With hardly another car on the highway an hour before dawn, it was difficult to keep from pressing the pedal to the metal. I was late to pick up my friend for an alpine climb—and I hated it. Excuses filled my mind like competing thought bubbles in a cartoon. “The line at the donut shop was longer than I thought.” “I hit all the red lights on the way out of town.” But when it came down to it, I realized I had no good excuse, nor anybody else to blame. I simply had to own up and take responsibility for my actions—something I might not have realized so clearly before I started climbing.
Many of us spend a lot of energy pointing to or blaming others—other people or circumstances—to explain our own failures, shortcomings or problems in daily life: I would have done a better job on my project at work, but so-and-so didn’t do their part. Or, I would have met the deadline except the printer jammed up on me. But the more time I spend climbing, the more I’ve begun to see these statements for what they are: a shifting of responsibility away from ourselves in general.
Almost 100 feet off the ground in Clear Creek Canyon, I was 100 percent embarrassed. Clawing and fearfully full-body scumming to the chains, I hoped the people on the route next to me didn’t notice my terrible form as I desperately grabbed the chains, quickly clipping a draw and drawing my rope through. Instead of coolly assessing the holds and making a decisive move to the top, I’d chosen to cling and grasp in an ugly battle against falling. Lowering to the ground, I shook my head, realizing I had nothing to say. The same impulse that made me look for excuses when I was late picking up my friend kicked in.
Unhappy with how I’d finished the route, I searched my mind for a place to lay the blame, but ultimately I’d made my own choice to lead the route, and had been in control of my body and mind the entire time. What, was I going to blame the rock for my poor performance? Or the chains? Or the fact that it was cloudy? Or that I was tired from my hike the day before?

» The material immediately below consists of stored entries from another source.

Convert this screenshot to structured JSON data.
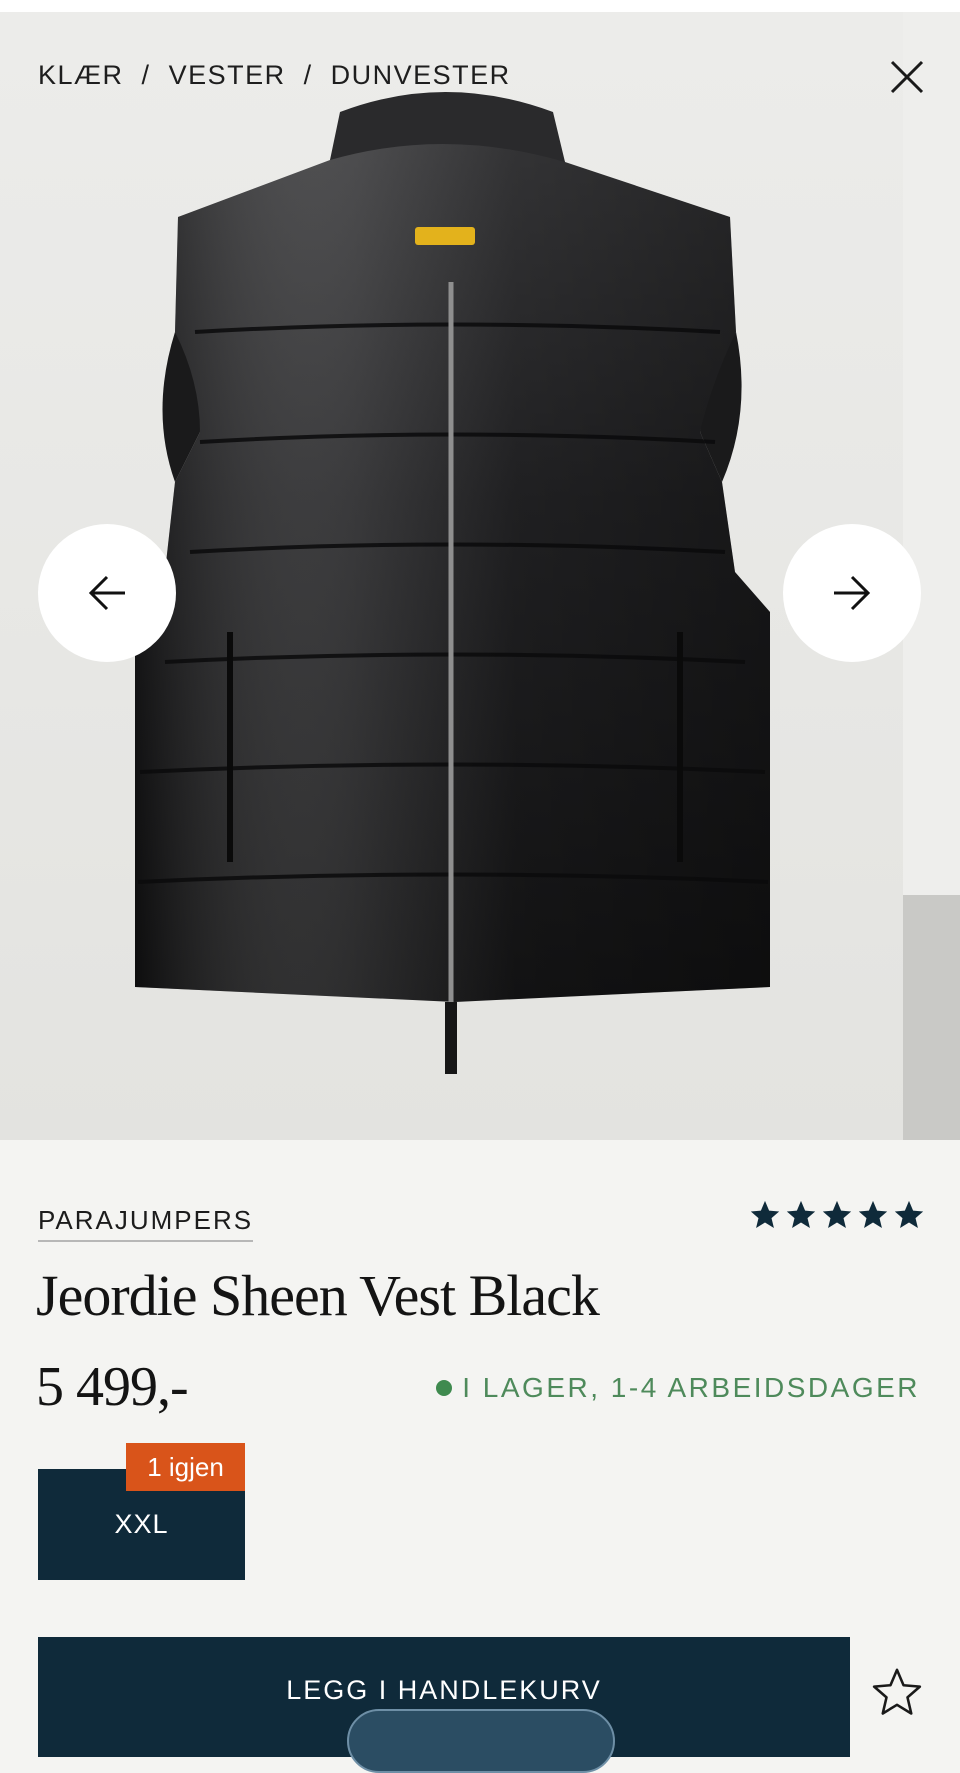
{
  "breadcrumb": {
    "items": [
      "KLÆR",
      "VESTER",
      "DUNVESTER"
    ],
    "separator": "/"
  },
  "gallery": {
    "image_alt": "Jeordie Sheen Vest Black",
    "prev_icon": "arrow-left-icon",
    "next_icon": "arrow-right-icon",
    "close_icon": "close-icon"
  },
  "product": {
    "brand": "PARAJUMPERS",
    "title": "Jeordie Sheen Vest Black",
    "price": "5 499,-",
    "rating": 5,
    "rating_max": 5,
    "stock_text": "I LAGER, 1-4 ARBEIDSDAGER",
    "stock_color": "#4e8a5b"
  },
  "sizes": [
    {
      "label": "XXL",
      "badge": "1 igjen",
      "selected": true
    }
  ],
  "actions": {
    "add_to_cart": "LEGG I HANDLEKURV",
    "wishlist_icon": "star-outline-icon"
  },
  "colors": {
    "primary": "#0f2a3a",
    "badge": "#d9541a",
    "background": "#f4f4f2"
  }
}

“There are strong influences in our society that discourage us from accepting responsibility,” writes Arno Ilgner in The Rock Warrior’s Way. “We expect each intersection in town to have a stop sign and every trail hazard on a ski run to be marked. Our courts are full of lawsuits that seek to blame wet floors or hot coffee for causing injuries that are clearly a result of our inattention. We have made it the job of our government to enact laws requiring seatbelts. All of these things fuel our habitual tendency to blame others for our own mistakes. Slowly but surely, we develop the unconscious conviction that our own safety is someone else’s responsibility.”
“Climbing, by its nature, tends to counteract this socializing influence,” he says. “But most of us continue to bear its mark.”
Ilgner says our egos get in the way of us accepting responsibility for our own shortcomings. Surely we’re not the type of person who’d be late to pick up a friend because we just dinked around in our apartment too long before we left, right? And surely we wouldn’t flail at the top of a sport route unless we had bad beta, or the conditions were sub-optimal, right?
There’s something about climbing that distills all cause and effect. The mountains don’t accept excuses, and don’t care who you blame for your choices and actions. And the less energy we waste in our own minds pointing fingers, the more energy we have to move powerfully in the direction we want to go—and the same thing goes in our daily lives.
Rolling up outside my friend’s apartment five minutes after the appointed time might not have been the worst of my personal sins, but it sure felt good to simply admit, “I’m sorry I’m late. I should have left earlier.”